“A concept is a brick. It can be used to build a courthouse of reason. Or it can be thrown through the window.”
Gilles Deleuze
A reader ‘Joyce' sent an email to me today, and rather than just provide a complete answer to her I thought I would take the opportunity to expand on this to further explain what I said about Modern Monetary Theory yesterday.
There were more responses from those from the fiscally conservative economic right, who support MMT as a rationale for eliminating the income tax. The progressive voices speaking out for MMT as a cure for austerity ought to think long and hard about this.
They would propose using MMT printing rather than progressive direct taxation. This is a more regressive taxation of currency depreciation, or monetary inflation, that would adversely impact those without resort to holding inflation senstive assets as a store of wealth. I might write something more about this later,
Joyce's observations are in italics, with my reactions to them just below.

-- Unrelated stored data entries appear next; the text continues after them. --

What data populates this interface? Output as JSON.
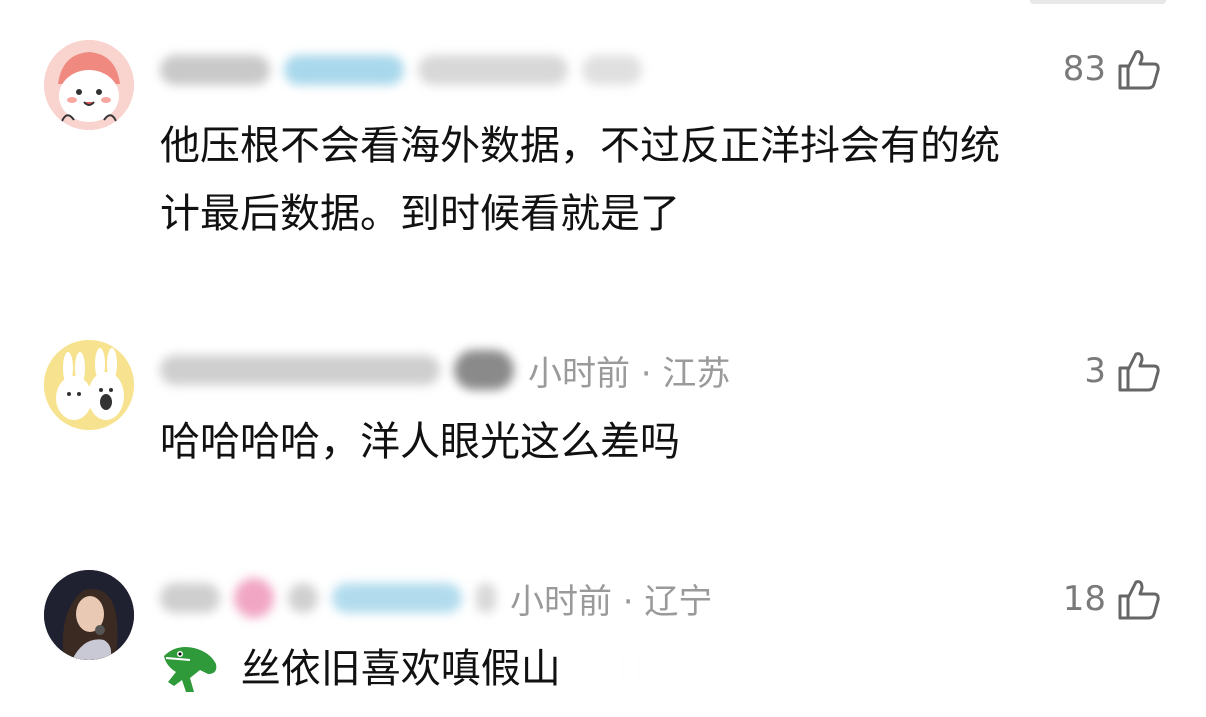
{
  "comments": [
    {
      "meta_text": "",
      "likes": "83",
      "text_line1": "他压根不会看海外数据，不过反正洋抖会有的统",
      "text_line2": "计最后数据。到时候看就是了"
    },
    {
      "meta_text": "小时前 · 江苏",
      "likes": "3",
      "text_line1": "哈哈哈哈，洋人眼光这么差吗"
    },
    {
      "meta_text": "小时前 · 辽宁",
      "likes": "18",
      "text_line1": "丝依旧喜欢嗔假山"
    }
  ],
  "colors": {
    "meta": "#9a9a9a",
    "text": "#111111",
    "like": "#7a7a7a"
  },
  "icons": {
    "like": "thumb-up-outline-icon",
    "emoji": "crocodile-emoji"
  }
}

“I am just learning about MMT myself but I see that you are conflating the value of the currency with the use of the currency (no matter what its valuation is). MMT just describes the way money works in a sovereign country with its own currency. MMT makes no claims for the goodness of the politicians that are elected to the government that spends money into the economy.”

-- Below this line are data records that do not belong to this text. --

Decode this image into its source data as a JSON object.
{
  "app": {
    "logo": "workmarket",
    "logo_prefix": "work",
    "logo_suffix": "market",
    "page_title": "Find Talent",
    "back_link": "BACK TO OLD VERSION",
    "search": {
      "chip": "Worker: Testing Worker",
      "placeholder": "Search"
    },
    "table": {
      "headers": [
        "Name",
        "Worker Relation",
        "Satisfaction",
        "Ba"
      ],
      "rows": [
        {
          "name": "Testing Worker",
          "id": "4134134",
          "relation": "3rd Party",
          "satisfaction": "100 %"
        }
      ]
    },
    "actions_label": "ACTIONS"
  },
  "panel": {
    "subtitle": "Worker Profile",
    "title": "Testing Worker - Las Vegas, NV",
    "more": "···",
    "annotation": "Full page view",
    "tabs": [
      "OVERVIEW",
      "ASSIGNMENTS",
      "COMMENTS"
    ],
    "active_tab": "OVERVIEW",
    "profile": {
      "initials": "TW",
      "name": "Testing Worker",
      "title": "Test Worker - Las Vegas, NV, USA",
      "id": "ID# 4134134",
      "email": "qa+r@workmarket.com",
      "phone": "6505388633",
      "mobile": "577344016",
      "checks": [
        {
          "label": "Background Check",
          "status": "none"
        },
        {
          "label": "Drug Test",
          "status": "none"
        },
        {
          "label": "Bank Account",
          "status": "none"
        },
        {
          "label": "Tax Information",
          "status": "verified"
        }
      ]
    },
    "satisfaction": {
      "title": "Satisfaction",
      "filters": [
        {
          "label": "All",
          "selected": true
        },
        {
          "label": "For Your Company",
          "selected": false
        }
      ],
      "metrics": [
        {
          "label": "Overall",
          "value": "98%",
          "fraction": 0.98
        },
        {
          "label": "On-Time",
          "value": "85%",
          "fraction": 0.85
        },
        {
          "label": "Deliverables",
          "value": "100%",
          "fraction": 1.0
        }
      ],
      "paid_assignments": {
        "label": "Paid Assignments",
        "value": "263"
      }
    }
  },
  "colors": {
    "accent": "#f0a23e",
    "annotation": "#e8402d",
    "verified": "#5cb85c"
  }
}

The method of how a currency is created and used is intimately involved with its valuation. As a medium of exchange and a store of value, the method in which money is created, distributed, and valued impacts every transaction that occurs within an economy, and in trans-economic (international if you will) commerce.
To say that assuming that printing money at will by the government without limit can have no effect on value flies in the face of historical experience. MMT seems to be based on this assumption and a few others that do not hold up well to practical examination.

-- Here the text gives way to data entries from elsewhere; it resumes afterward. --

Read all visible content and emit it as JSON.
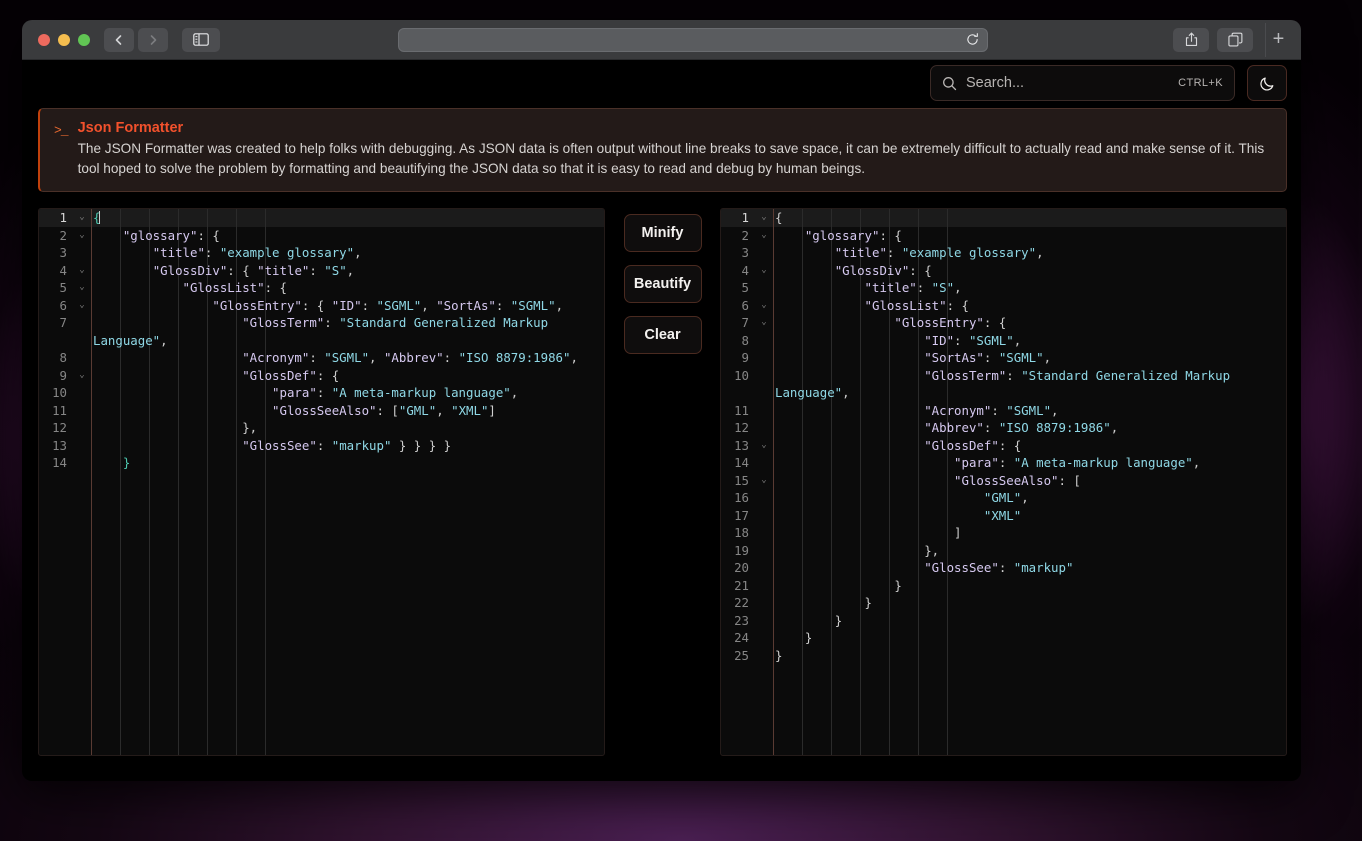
{
  "browser": {
    "back_label": "Back",
    "forward_label": "Forward",
    "sidebar_label": "Show Sidebar",
    "url_value": "",
    "url_placeholder": "",
    "reload_label": "Reload",
    "share_label": "Share",
    "tabs_label": "Show Tab Overview",
    "new_tab_label": "+"
  },
  "topbar": {
    "search_placeholder": "Search...",
    "search_value": "",
    "search_shortcut": "CTRL+K",
    "theme_toggle_icon": "moon-icon"
  },
  "banner": {
    "prompt": ">_",
    "title": "Json Formatter",
    "description": "The JSON Formatter was created to help folks with debugging. As JSON data is often output without line breaks to save space, it can be extremely difficult to actually read and make sense of it. This tool hoped to solve the problem by formatting and beautifying the JSON data so that it is easy to read and debug by human beings.",
    "accent_color": "#f2512c"
  },
  "actions": {
    "minify_label": "Minify",
    "beautify_label": "Beautify",
    "clear_label": "Clear"
  },
  "input_editor": {
    "name": "json-input-editor",
    "active_line": 1,
    "total_lines": 14,
    "lines": [
      {
        "n": "1",
        "fold": "v",
        "indent": 0,
        "active": true,
        "tokens": [
          {
            "t": "{",
            "c": "b"
          }
        ],
        "cursor": true
      },
      {
        "n": "2",
        "fold": "v",
        "indent": 1,
        "tokens": [
          {
            "t": "    \"glossary\"",
            "c": "k"
          },
          {
            "t": ": {",
            "c": "p"
          }
        ]
      },
      {
        "n": "3",
        "fold": "",
        "indent": 2,
        "tokens": [
          {
            "t": "        \"title\"",
            "c": "k"
          },
          {
            "t": ": ",
            "c": "p"
          },
          {
            "t": "\"example glossary\"",
            "c": "s"
          },
          {
            "t": ",",
            "c": "p"
          }
        ]
      },
      {
        "n": "4",
        "fold": "v",
        "indent": 2,
        "tokens": [
          {
            "t": "        \"GlossDiv\"",
            "c": "k"
          },
          {
            "t": ": { ",
            "c": "p"
          },
          {
            "t": "\"title\"",
            "c": "k"
          },
          {
            "t": ": ",
            "c": "p"
          },
          {
            "t": "\"S\"",
            "c": "s"
          },
          {
            "t": ",",
            "c": "p"
          }
        ]
      },
      {
        "n": "5",
        "fold": "v",
        "indent": 3,
        "tokens": [
          {
            "t": "            \"GlossList\"",
            "c": "k"
          },
          {
            "t": ": {",
            "c": "p"
          }
        ]
      },
      {
        "n": "6",
        "fold": "v",
        "indent": 4,
        "tokens": [
          {
            "t": "                \"GlossEntry\"",
            "c": "k"
          },
          {
            "t": ": { ",
            "c": "p"
          },
          {
            "t": "\"ID\"",
            "c": "k"
          },
          {
            "t": ": ",
            "c": "p"
          },
          {
            "t": "\"SGML\"",
            "c": "s"
          },
          {
            "t": ", ",
            "c": "p"
          },
          {
            "t": "\"SortAs\"",
            "c": "k"
          },
          {
            "t": ": ",
            "c": "p"
          },
          {
            "t": "\"SGML\"",
            "c": "s"
          },
          {
            "t": ",",
            "c": "p"
          }
        ]
      },
      {
        "n": "7",
        "fold": "",
        "indent": 5,
        "wrap": true,
        "tokens": [
          {
            "t": "                    \"GlossTerm\"",
            "c": "k"
          },
          {
            "t": ": ",
            "c": "p"
          },
          {
            "t": "\"Standard Generalized Markup Language\"",
            "c": "s"
          },
          {
            "t": ",",
            "c": "p"
          }
        ]
      },
      {
        "n": "8",
        "fold": "",
        "indent": 5,
        "tokens": [
          {
            "t": "                    \"Acronym\"",
            "c": "k"
          },
          {
            "t": ": ",
            "c": "p"
          },
          {
            "t": "\"SGML\"",
            "c": "s"
          },
          {
            "t": ", ",
            "c": "p"
          },
          {
            "t": "\"Abbrev\"",
            "c": "k"
          },
          {
            "t": ": ",
            "c": "p"
          },
          {
            "t": "\"ISO 8879:1986\"",
            "c": "s"
          },
          {
            "t": ",",
            "c": "p"
          }
        ]
      },
      {
        "n": "9",
        "fold": "v",
        "indent": 5,
        "tokens": [
          {
            "t": "                    \"GlossDef\"",
            "c": "k"
          },
          {
            "t": ": {",
            "c": "p"
          }
        ]
      },
      {
        "n": "10",
        "fold": "",
        "indent": 6,
        "tokens": [
          {
            "t": "                        \"para\"",
            "c": "k"
          },
          {
            "t": ": ",
            "c": "p"
          },
          {
            "t": "\"A meta-markup language\"",
            "c": "s"
          },
          {
            "t": ",",
            "c": "p"
          }
        ]
      },
      {
        "n": "11",
        "fold": "",
        "indent": 6,
        "tokens": [
          {
            "t": "                        \"GlossSeeAlso\"",
            "c": "k"
          },
          {
            "t": ": [",
            "c": "p"
          },
          {
            "t": "\"GML\"",
            "c": "s"
          },
          {
            "t": ", ",
            "c": "p"
          },
          {
            "t": "\"XML\"",
            "c": "s"
          },
          {
            "t": "]",
            "c": "p"
          }
        ]
      },
      {
        "n": "12",
        "fold": "",
        "indent": 5,
        "tokens": [
          {
            "t": "                    },",
            "c": "p"
          }
        ]
      },
      {
        "n": "13",
        "fold": "",
        "indent": 5,
        "tokens": [
          {
            "t": "                    \"GlossSee\"",
            "c": "k"
          },
          {
            "t": ": ",
            "c": "p"
          },
          {
            "t": "\"markup\"",
            "c": "s"
          },
          {
            "t": " } } } }",
            "c": "p"
          }
        ]
      },
      {
        "n": "14",
        "fold": "",
        "indent": 0,
        "tokens": [
          {
            "t": "    }",
            "c": "b"
          }
        ]
      }
    ]
  },
  "output_editor": {
    "name": "json-output-editor",
    "active_line": 1,
    "total_lines": 25,
    "lines": [
      {
        "n": "1",
        "fold": "v",
        "active": true,
        "tokens": [
          {
            "t": "{",
            "c": "p"
          }
        ]
      },
      {
        "n": "2",
        "fold": "v",
        "tokens": [
          {
            "t": "    \"glossary\"",
            "c": "k"
          },
          {
            "t": ": {",
            "c": "p"
          }
        ]
      },
      {
        "n": "3",
        "fold": "",
        "tokens": [
          {
            "t": "        \"title\"",
            "c": "k"
          },
          {
            "t": ": ",
            "c": "p"
          },
          {
            "t": "\"example glossary\"",
            "c": "s"
          },
          {
            "t": ",",
            "c": "p"
          }
        ]
      },
      {
        "n": "4",
        "fold": "v",
        "tokens": [
          {
            "t": "        \"GlossDiv\"",
            "c": "k"
          },
          {
            "t": ": {",
            "c": "p"
          }
        ]
      },
      {
        "n": "5",
        "fold": "",
        "tokens": [
          {
            "t": "            \"title\"",
            "c": "k"
          },
          {
            "t": ": ",
            "c": "p"
          },
          {
            "t": "\"S\"",
            "c": "s"
          },
          {
            "t": ",",
            "c": "p"
          }
        ]
      },
      {
        "n": "6",
        "fold": "v",
        "tokens": [
          {
            "t": "            \"GlossList\"",
            "c": "k"
          },
          {
            "t": ": {",
            "c": "p"
          }
        ]
      },
      {
        "n": "7",
        "fold": "v",
        "tokens": [
          {
            "t": "                \"GlossEntry\"",
            "c": "k"
          },
          {
            "t": ": {",
            "c": "p"
          }
        ]
      },
      {
        "n": "8",
        "fold": "",
        "tokens": [
          {
            "t": "                    \"ID\"",
            "c": "k"
          },
          {
            "t": ": ",
            "c": "p"
          },
          {
            "t": "\"SGML\"",
            "c": "s"
          },
          {
            "t": ",",
            "c": "p"
          }
        ]
      },
      {
        "n": "9",
        "fold": "",
        "tokens": [
          {
            "t": "                    \"SortAs\"",
            "c": "k"
          },
          {
            "t": ": ",
            "c": "p"
          },
          {
            "t": "\"SGML\"",
            "c": "s"
          },
          {
            "t": ",",
            "c": "p"
          }
        ]
      },
      {
        "n": "10",
        "fold": "",
        "wrap": true,
        "tokens": [
          {
            "t": "                    \"GlossTerm\"",
            "c": "k"
          },
          {
            "t": ": ",
            "c": "p"
          },
          {
            "t": "\"Standard Generalized Markup Language\"",
            "c": "s"
          },
          {
            "t": ",",
            "c": "p"
          }
        ]
      },
      {
        "n": "11",
        "fold": "",
        "tokens": [
          {
            "t": "                    \"Acronym\"",
            "c": "k"
          },
          {
            "t": ": ",
            "c": "p"
          },
          {
            "t": "\"SGML\"",
            "c": "s"
          },
          {
            "t": ",",
            "c": "p"
          }
        ]
      },
      {
        "n": "12",
        "fold": "",
        "tokens": [
          {
            "t": "                    \"Abbrev\"",
            "c": "k"
          },
          {
            "t": ": ",
            "c": "p"
          },
          {
            "t": "\"ISO 8879:1986\"",
            "c": "s"
          },
          {
            "t": ",",
            "c": "p"
          }
        ]
      },
      {
        "n": "13",
        "fold": "v",
        "tokens": [
          {
            "t": "                    \"GlossDef\"",
            "c": "k"
          },
          {
            "t": ": {",
            "c": "p"
          }
        ]
      },
      {
        "n": "14",
        "fold": "",
        "tokens": [
          {
            "t": "                        \"para\"",
            "c": "k"
          },
          {
            "t": ": ",
            "c": "p"
          },
          {
            "t": "\"A meta-markup language\"",
            "c": "s"
          },
          {
            "t": ",",
            "c": "p"
          }
        ]
      },
      {
        "n": "15",
        "fold": "v",
        "tokens": [
          {
            "t": "                        \"GlossSeeAlso\"",
            "c": "k"
          },
          {
            "t": ": [",
            "c": "p"
          }
        ]
      },
      {
        "n": "16",
        "fold": "",
        "tokens": [
          {
            "t": "                            ",
            "c": "p"
          },
          {
            "t": "\"GML\"",
            "c": "s"
          },
          {
            "t": ",",
            "c": "p"
          }
        ]
      },
      {
        "n": "17",
        "fold": "",
        "tokens": [
          {
            "t": "                            ",
            "c": "p"
          },
          {
            "t": "\"XML\"",
            "c": "s"
          }
        ]
      },
      {
        "n": "18",
        "fold": "",
        "tokens": [
          {
            "t": "                        ]",
            "c": "p"
          }
        ]
      },
      {
        "n": "19",
        "fold": "",
        "tokens": [
          {
            "t": "                    },",
            "c": "p"
          }
        ]
      },
      {
        "n": "20",
        "fold": "",
        "tokens": [
          {
            "t": "                    \"GlossSee\"",
            "c": "k"
          },
          {
            "t": ": ",
            "c": "p"
          },
          {
            "t": "\"markup\"",
            "c": "s"
          }
        ]
      },
      {
        "n": "21",
        "fold": "",
        "tokens": [
          {
            "t": "                }",
            "c": "p"
          }
        ]
      },
      {
        "n": "22",
        "fold": "",
        "tokens": [
          {
            "t": "            }",
            "c": "p"
          }
        ]
      },
      {
        "n": "23",
        "fold": "",
        "tokens": [
          {
            "t": "        }",
            "c": "p"
          }
        ]
      },
      {
        "n": "24",
        "fold": "",
        "tokens": [
          {
            "t": "    }",
            "c": "p"
          }
        ]
      },
      {
        "n": "25",
        "fold": "",
        "tokens": [
          {
            "t": "}",
            "c": "p"
          }
        ]
      }
    ]
  }
}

“The government has to spend money into the economy in order for the public and private sectors to “save” or use that money. The people accept the currency that is spent into the economy because they use it to pay their debts, such as income tax, to government. I suppose the valuation can change but it remains true that the sovereign government can afford to pay for anything that it needs or wants to as long as it is in their own currency and is available.”
The government manages the currency. It provides it to the economy under certain sets of economic rules. ‘Government spending' is one of them. There are others. These are not particularly germane to my major objection to MMT, but they do serve to divert the discussion from it so I will let that go for now.
But it is not true that ‘the sovereign can afford to pay for anything that it needs or wants as long as it is in their own currency and is available.' There must be an agreement on value for an exchange to occur between entities. This is easier to see if you assume that one of the parties is another sovereign government.
What troubles me about some of the unspoken assumptions in MMT is that individuals within an economy are not ‘sovereign' or free actors. What comes out in discussions with MMT believers is that government rules by force, that individuals are compelled to accept the currency, presumably at some valuation well above worthlessness.